L’historien camerounais Achille Mbembe affirme que le président français Emmanuel Macron le préfère libre de penser.
Très critiqué pour sa proximité avec le président de France Emmanuel Macron, l’écrivain Achille Mbembe s’est exprimé à ce sujet au cours d’une interview accordée à notre confrère Jeune Afrique. Celui qui porte aussi la casquette d’historien affirme qu’il est possible d’une certaine proximité avec le pouvoir sans se compromettre. Et pour ce qui est spécifiquement de ses rapports avec Macron, il dit n’avoir jamais perdu sa liberté.
«Emmanuel Macron n’a jamais proposé de me lier les mains. En vérité, ce qui l’intéresse, ce qui l’a toujours intéressé, c’est qu’elles soient le plus libres possible. Je parle des mains, mais il s’agit en réalité du cerveau. Si connivence il y a – et elle enrage beaucoup d’ignorants –, c’est précisément sur cette base. Il est en effet possible d’entretenir avec le pouvoir, tout pouvoir, un rapport de totale liberté. Les faibles d’esprit n’étant pas habitués à ce type de relation, je comprends qu’ils laissent fleurir maints fantasmes à mon sujet et au sujet de mon rapport à Emmanuel Macron», a-t-il déclaré à Jeune Afrique.

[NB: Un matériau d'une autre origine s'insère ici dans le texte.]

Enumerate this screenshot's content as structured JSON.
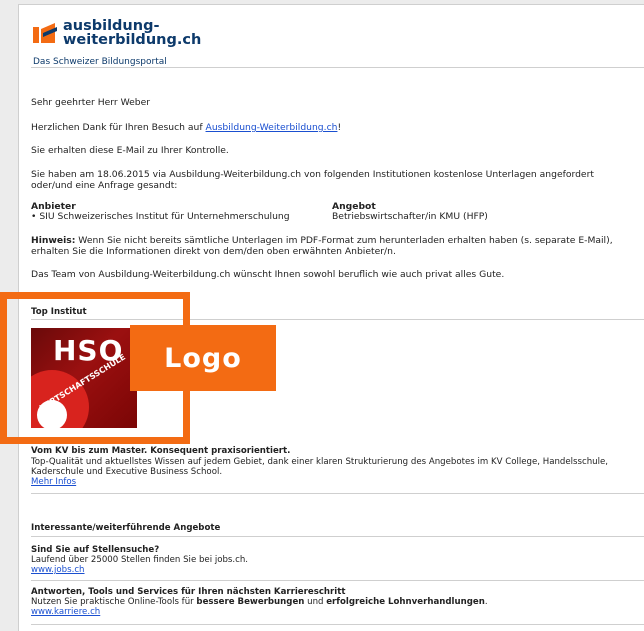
{
  "brand": {
    "line1": "ausbildung-",
    "line2": "weiterbildung.ch",
    "tagline": "Das Schweizer Bildungsportal",
    "colors": {
      "orange": "#f36b13",
      "navy": "#0d3a6b",
      "link": "#1a4fd0"
    }
  },
  "mail": {
    "salutation": "Sehr geehrter Herr Weber",
    "thanks_pre": "Herzlichen Dank für Ihren Besuch auf ",
    "thanks_link": "Ausbildung-Weiterbildung.ch",
    "thanks_post": "!",
    "control": "Sie erhalten diese E-Mail zu Ihrer Kontrolle.",
    "intro_line1": "Sie haben am 18.06.2015 via Ausbildung-Weiterbildung.ch von folgenden Institutionen kostenlose Unterlagen angefordert",
    "intro_line2": "oder/und eine Anfrage gesandt:",
    "anbieter_head": "Anbieter",
    "angebot_head": "Angebot",
    "anbieter_value": "• SIU Schweizerisches Institut für Unternehmerschulung",
    "angebot_value": "Betriebswirtschafter/in KMU (HFP)",
    "hinweis_label": "Hinweis:",
    "hinweis_line1": " Wenn Sie nicht bereits sämtliche Unterlagen im PDF-Format zum herunterladen erhalten haben (s. separate E-Mail),",
    "hinweis_line2": "erhalten Sie die Informationen direkt von dem/den oben erwähnten Anbieter/n.",
    "team": "Das Team von Ausbildung-Weiterbildung.ch wünscht Ihnen sowohl beruflich wie auch privat alles Gute."
  },
  "top_institut": {
    "heading": "Top Institut",
    "image_text": "HSO",
    "image_ring_text": "WIRTSCHAFTSSCHULE",
    "title": "Vom KV bis zum Master. Konsequent praxisorientiert.",
    "desc_line1": "Top-Qualität und aktuellstes Wissen auf jedem Gebiet, dank einer klaren Strukturierung des Angebotes im KV College, Handelsschule,",
    "desc_line2": "Kaderschule und Executive Business School.",
    "link": "Mehr Infos"
  },
  "overlay": {
    "label": "Logo"
  },
  "offers": {
    "heading": "Interessante/weiterführende Angebote",
    "items": [
      {
        "title": "Sind Sie auf Stellensuche?",
        "desc": "Laufend über 25000 Stellen finden Sie bei jobs.ch.",
        "link": "www.jobs.ch"
      },
      {
        "title": "Antworten, Tools und Services für Ihren nächsten Karriereschritt",
        "desc_pre": "Nutzen Sie praktische Online-Tools für ",
        "desc_b1": "bessere Bewerbungen",
        "desc_mid": " und ",
        "desc_b2": "erfolgreiche Lohnverhandlungen",
        "desc_post": ".",
        "link": "www.karriere.ch"
      }
    ]
  }
}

Rappelons qu’Achille Mbembe fait partie des camerounais de la diaspora qui faisaient partie de la délégation du président Macron qui a eu une visite officielle au Cameroun au mois de juillet dernier. Il aura été qualifié de traitre par certains intellectuels, présenté comme faisant partie de ceux qui roulent pour les intérêts de la France. Mbembe affirme contrairement à ce que peuvent penser certains, qu’il croit que la France ne peut plus rien apporter d’extra à l’Afrique.
«Je l’ai dit à plusieurs reprises, il n’y a strictement rien que la France puisse donner à l’Afrique que l’Afrique ne puisse s’offrir à elle-même. Il n’y a pas meilleur pari historique et déclaration plus radicale de liberté. Encore faut-il en mesurer les conséquences et être prêt à les assumer. Je crois, avec plusieurs autres, qu’il faut sortir d’un face-à-face stérile avec la France, dans la perspective de réinvention d’un monde en commun. Parce que nous n’avons pas le choix. Les grands défis sont communs, l’avenir ne pourra être que commun. Je suis, comme vous l’imaginez, de celles et ceux qui plaident pour un engagement critique avec le reste du monde, avec la France, mais aussi avec les États-Unis, la Chine, la Russie, l’Inde, l’Allemagne et les autres puissances du monde. De toute façon, ce ne sont pas des choses qui se décrètent. Une rupture ne s’improvise pas. Elle se construit, loin des incantations», a-t-il déclaré à Jeune Afrique.